Sixteen Marines and two Navy Corpsman were inserted via helicopter deep into enemy territory with the intent to observe enemy troop movements and call in artillery and aerial bombings.
The men of the 1st Reconnaissance Battalion were meant to connect the dots — no direct contact with the enemy was supposed to take place.
Eyes From the Eagle’s Nest
Led by Staff Sergeant Jimmie E. Howard, the men climbed what has since come to be known as Hill 488 as an observation post. It was from the top of this mountain they observed all enemy troop movement in the Que Son Valley below.
Just two days into their stay, the men had been wildly successful. The artillery and aerial bombardments had been so accurate that the Viet Cong rightfully determined they were being watched.
And Hill 488 was where they assumed the watchers resided.
Howard’s men were offered the opportunity to be evacuated from the mountain. But the team was so successful they elected to stay another night. It would be a decision with dire consequences.

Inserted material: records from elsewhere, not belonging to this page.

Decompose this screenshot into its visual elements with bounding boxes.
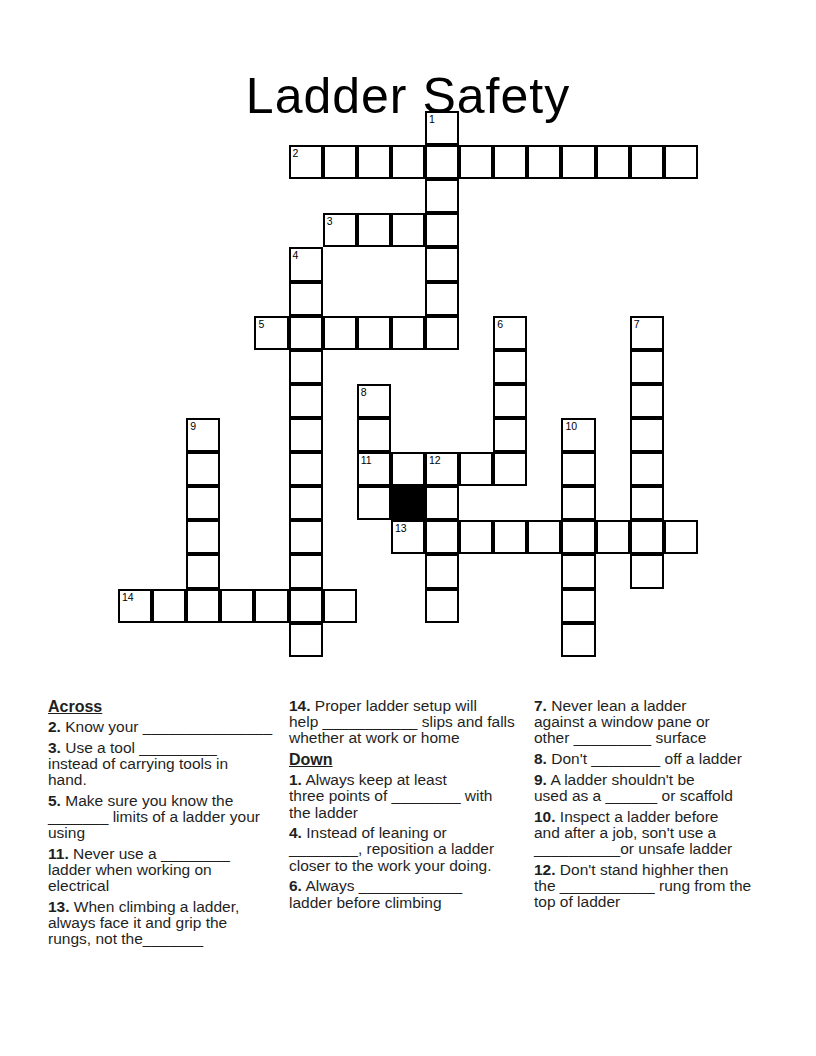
blocked-cell-r11c8	[391, 486, 425, 520]
clue-number: 12.	[534, 861, 556, 878]
clue-down-7: 7. Never lean a ladderagainst a window p…	[534, 698, 794, 747]
grid-cell-r6c5[interactable]	[289, 316, 323, 350]
grid-cell-r5c5[interactable]	[289, 282, 323, 316]
grid-cell-r11c5[interactable]	[289, 486, 323, 520]
grid-cell-r8c5[interactable]	[289, 384, 323, 418]
grid-cell-r7c5[interactable]	[289, 350, 323, 384]
grid-cell-r14c0[interactable]: 14	[118, 589, 152, 623]
grid-cell-r13c9[interactable]	[425, 554, 459, 588]
clue-across-5: 5. Make sure you know the_______ limits …	[48, 793, 290, 842]
grid-cell-r11c9[interactable]	[425, 486, 459, 520]
clue-number: 7.	[534, 697, 547, 714]
grid-cell-r12c5[interactable]	[289, 520, 323, 554]
grid-cell-r1c16[interactable]	[664, 145, 698, 179]
clue-down-4: 4. Instead of leaning or________, reposi…	[289, 825, 535, 874]
grid-cell-r7c15[interactable]	[630, 350, 664, 384]
grid-cell-r12c15[interactable]	[630, 520, 664, 554]
clue-across-2: 2. Know your _______________	[48, 719, 290, 735]
grid-cell-r1c10[interactable]	[459, 145, 493, 179]
clue-down-1: 1. Always keep at leastthree points of _…	[289, 772, 535, 821]
grid-cell-r12c9[interactable]	[425, 520, 459, 554]
grid-cell-r10c11[interactable]	[493, 452, 527, 486]
grid-cell-r14c4[interactable]	[254, 589, 288, 623]
grid-cell-r10c10[interactable]	[459, 452, 493, 486]
grid-cell-r12c16[interactable]	[664, 520, 698, 554]
clue-number: 6.	[289, 877, 302, 894]
cell-number-4: 4	[293, 249, 299, 261]
clue-across-13: 13. When climbing a ladder,always face i…	[48, 899, 290, 948]
grid-cell-r1c15[interactable]	[630, 145, 664, 179]
clue-across-14: 14. Proper ladder setup willhelp _______…	[289, 698, 535, 747]
clue-down-9: 9. A ladder shouldn't beused as a ______…	[534, 772, 794, 804]
grid-cell-r3c9[interactable]	[425, 213, 459, 247]
grid-cell-r6c11[interactable]: 6	[493, 316, 527, 350]
grid-cell-r1c11[interactable]	[493, 145, 527, 179]
grid-cell-r2c9[interactable]	[425, 179, 459, 213]
crossword-grid: 1234567891011121314	[118, 111, 698, 657]
grid-cell-r13c13[interactable]	[561, 554, 595, 588]
grid-cell-r13c15[interactable]	[630, 554, 664, 588]
cell-number-8: 8	[361, 386, 367, 398]
grid-cell-r14c6[interactable]	[323, 589, 357, 623]
clue-column-2: 14. Proper ladder setup willhelp _______…	[289, 698, 535, 915]
grid-cell-r1c6[interactable]	[323, 145, 357, 179]
grid-cell-r4c9[interactable]	[425, 247, 459, 281]
grid-cell-r11c15[interactable]	[630, 486, 664, 520]
clue-across-3: 3. Use a tool _________instead of carryi…	[48, 740, 290, 789]
grid-cell-r6c7[interactable]	[357, 316, 391, 350]
clue-number: 1.	[289, 771, 302, 788]
grid-cell-r7c11[interactable]	[493, 350, 527, 384]
grid-cell-r14c2[interactable]	[186, 589, 220, 623]
clue-number: 3.	[48, 739, 61, 756]
grid-cell-r4c5[interactable]: 4	[289, 247, 323, 281]
cell-number-1: 1	[429, 113, 435, 125]
grid-cell-r8c11[interactable]	[493, 384, 527, 418]
grid-cell-r10c9[interactable]: 12	[425, 452, 459, 486]
grid-cell-r12c8[interactable]: 13	[391, 520, 425, 554]
grid-cell-r14c9[interactable]	[425, 589, 459, 623]
cell-number-3: 3	[327, 215, 333, 227]
clue-number: 2.	[48, 718, 61, 735]
grid-cell-r3c6[interactable]: 3	[323, 213, 357, 247]
across-header: Across	[48, 698, 290, 715]
grid-cell-r10c7[interactable]: 11	[357, 452, 391, 486]
grid-cell-r3c7[interactable]	[357, 213, 391, 247]
clue-number: 5.	[48, 792, 61, 809]
clue-down-8: 8. Don't ________ off a ladder	[534, 751, 794, 767]
cell-number-13: 13	[395, 522, 407, 534]
grid-cell-r12c12[interactable]	[527, 520, 561, 554]
clue-number: 8.	[534, 750, 547, 767]
grid-cell-r12c14[interactable]	[596, 520, 630, 554]
grid-cell-r1c8[interactable]	[391, 145, 425, 179]
clue-number: 14.	[289, 697, 311, 714]
clue-number: 10.	[534, 808, 556, 825]
grid-cell-r15c13[interactable]	[561, 623, 595, 657]
grid-cell-r13c5[interactable]	[289, 554, 323, 588]
grid-cell-r1c9[interactable]	[425, 145, 459, 179]
grid-cell-r12c2[interactable]	[186, 520, 220, 554]
grid-cell-r14c5[interactable]	[289, 589, 323, 623]
grid-cell-r0c9[interactable]: 1	[425, 111, 459, 145]
grid-cell-r8c7[interactable]: 8	[357, 384, 391, 418]
grid-cell-r9c11[interactable]	[493, 418, 527, 452]
cell-number-6: 6	[497, 318, 503, 330]
grid-cell-r11c7[interactable]	[357, 486, 391, 520]
grid-cell-r9c13[interactable]: 10	[561, 418, 595, 452]
clue-number: 13.	[48, 898, 70, 915]
grid-cell-r9c15[interactable]	[630, 418, 664, 452]
grid-cell-r14c1[interactable]	[152, 589, 186, 623]
grid-cell-r1c14[interactable]	[596, 145, 630, 179]
grid-cell-r6c15[interactable]: 7	[630, 316, 664, 350]
grid-cell-r6c4[interactable]: 5	[254, 316, 288, 350]
clue-number: 11.	[48, 845, 69, 862]
clue-down-10: 10. Inspect a ladder beforeand after a j…	[534, 809, 794, 858]
clue-column-3: 7. Never lean a ladderagainst a window p…	[534, 698, 794, 915]
cell-number-5: 5	[258, 318, 264, 330]
cell-number-11: 11	[361, 454, 372, 466]
clue-down-6: 6. Always ____________ladder before clim…	[289, 878, 535, 910]
grid-cell-r15c5[interactable]	[289, 623, 323, 657]
down-header: Down	[289, 751, 535, 768]
grid-cell-r11c13[interactable]	[561, 486, 595, 520]
grid-cell-r1c7[interactable]	[357, 145, 391, 179]
grid-cell-r9c7[interactable]	[357, 418, 391, 452]
clue-across-11: 11. Never use a ________ladder when work…	[48, 846, 290, 895]
grid-cell-r6c9[interactable]	[425, 316, 459, 350]
grid-cell-r3c8[interactable]	[391, 213, 425, 247]
clue-down-12: 12. Don't stand highher thenthe ________…	[534, 862, 794, 911]
grid-cell-r1c13[interactable]	[561, 145, 595, 179]
grid-cell-r10c13[interactable]	[561, 452, 595, 486]
grid-cell-r8c15[interactable]	[630, 384, 664, 418]
cell-number-10: 10	[565, 420, 577, 432]
grid-cell-r1c5[interactable]: 2	[289, 145, 323, 179]
grid-cell-r10c15[interactable]	[630, 452, 664, 486]
cell-number-14: 14	[122, 591, 134, 603]
grid-cell-r12c13[interactable]	[561, 520, 595, 554]
cell-number-12: 12	[429, 454, 441, 466]
grid-cell-r9c2[interactable]: 9	[186, 418, 220, 452]
grid-cell-r12c10[interactable]	[459, 520, 493, 554]
grid-cell-r11c2[interactable]	[186, 486, 220, 520]
clue-number: 4.	[289, 824, 302, 841]
grid-cell-r6c8[interactable]	[391, 316, 425, 350]
cell-number-9: 9	[190, 420, 196, 432]
grid-cell-r10c5[interactable]	[289, 452, 323, 486]
clue-column-1: Across2. Know your _______________3. Use…	[48, 698, 290, 952]
grid-cell-r10c8[interactable]	[391, 452, 425, 486]
grid-cell-r9c5[interactable]	[289, 418, 323, 452]
grid-cell-r14c13[interactable]	[561, 589, 595, 623]
grid-cell-r13c2[interactable]	[186, 554, 220, 588]
cell-number-7: 7	[634, 318, 640, 330]
grid-cell-r1c12[interactable]	[527, 145, 561, 179]
grid-cell-r6c6[interactable]	[323, 316, 357, 350]
clue-number: 9.	[534, 771, 547, 788]
grid-cell-r10c2[interactable]	[186, 452, 220, 486]
grid-cell-r14c3[interactable]	[220, 589, 254, 623]
grid-cell-r5c9[interactable]	[425, 282, 459, 316]
cell-number-2: 2	[293, 147, 299, 159]
grid-cell-r12c11[interactable]	[493, 520, 527, 554]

As the Viet Cong prepared their forces, a hidden Special Forces detachment spotted them, notifying Howard. Estimates are that somewhere between 200-250 enemy forces were on their way up Hill 488.
Howard didn’t have much time to act.
His men quickly set up in defensive positions, with a rocky outcropping near the peak acting as their fallback point. Then they waited.
The first enemy soldier was spotted well after dark. One of the Marines saw “bush” making its way up the hill, just 20 feet downhill. He fired two rounds into it as the bush screamed.
Then the Viet Cong opened fire.
The Attack Begins
The enemy was everywhere, and the Marines put up a valiant defense, successfully repulsing the first wave. By this point, every American was either injured or dead.
A radio call for extraction was made, but it would be three hours of hard combat before any form of air support could arrive.
The fighting was intense, with hand-to-hand combat the norm. Marines swung their rifles like baseball bats and used their knives.
When the Marines finally ran out of grenades, they threw rocks instead. The Viet Cong, thinking the rocks would explode, jumped out from cover, exposing themselves to rifle fire.
Eventually, though, even the ammunition grew scarce.
Evacuation by air was never made possible. The battle was simply too hot.
One helicopter was lost in the process, and another waved off. It took a Marine infantry company brought to the front to clear out the enemy, permitting the remainder of the Marines on Hill 488 to retreat.
The men were given 18 Purple Hearts, 13 Silver Stars, four Navy Crosses, and even a Medal of Honor, making them the most decorated American unit in history.
And the enemy? They lost 40% of their platoon.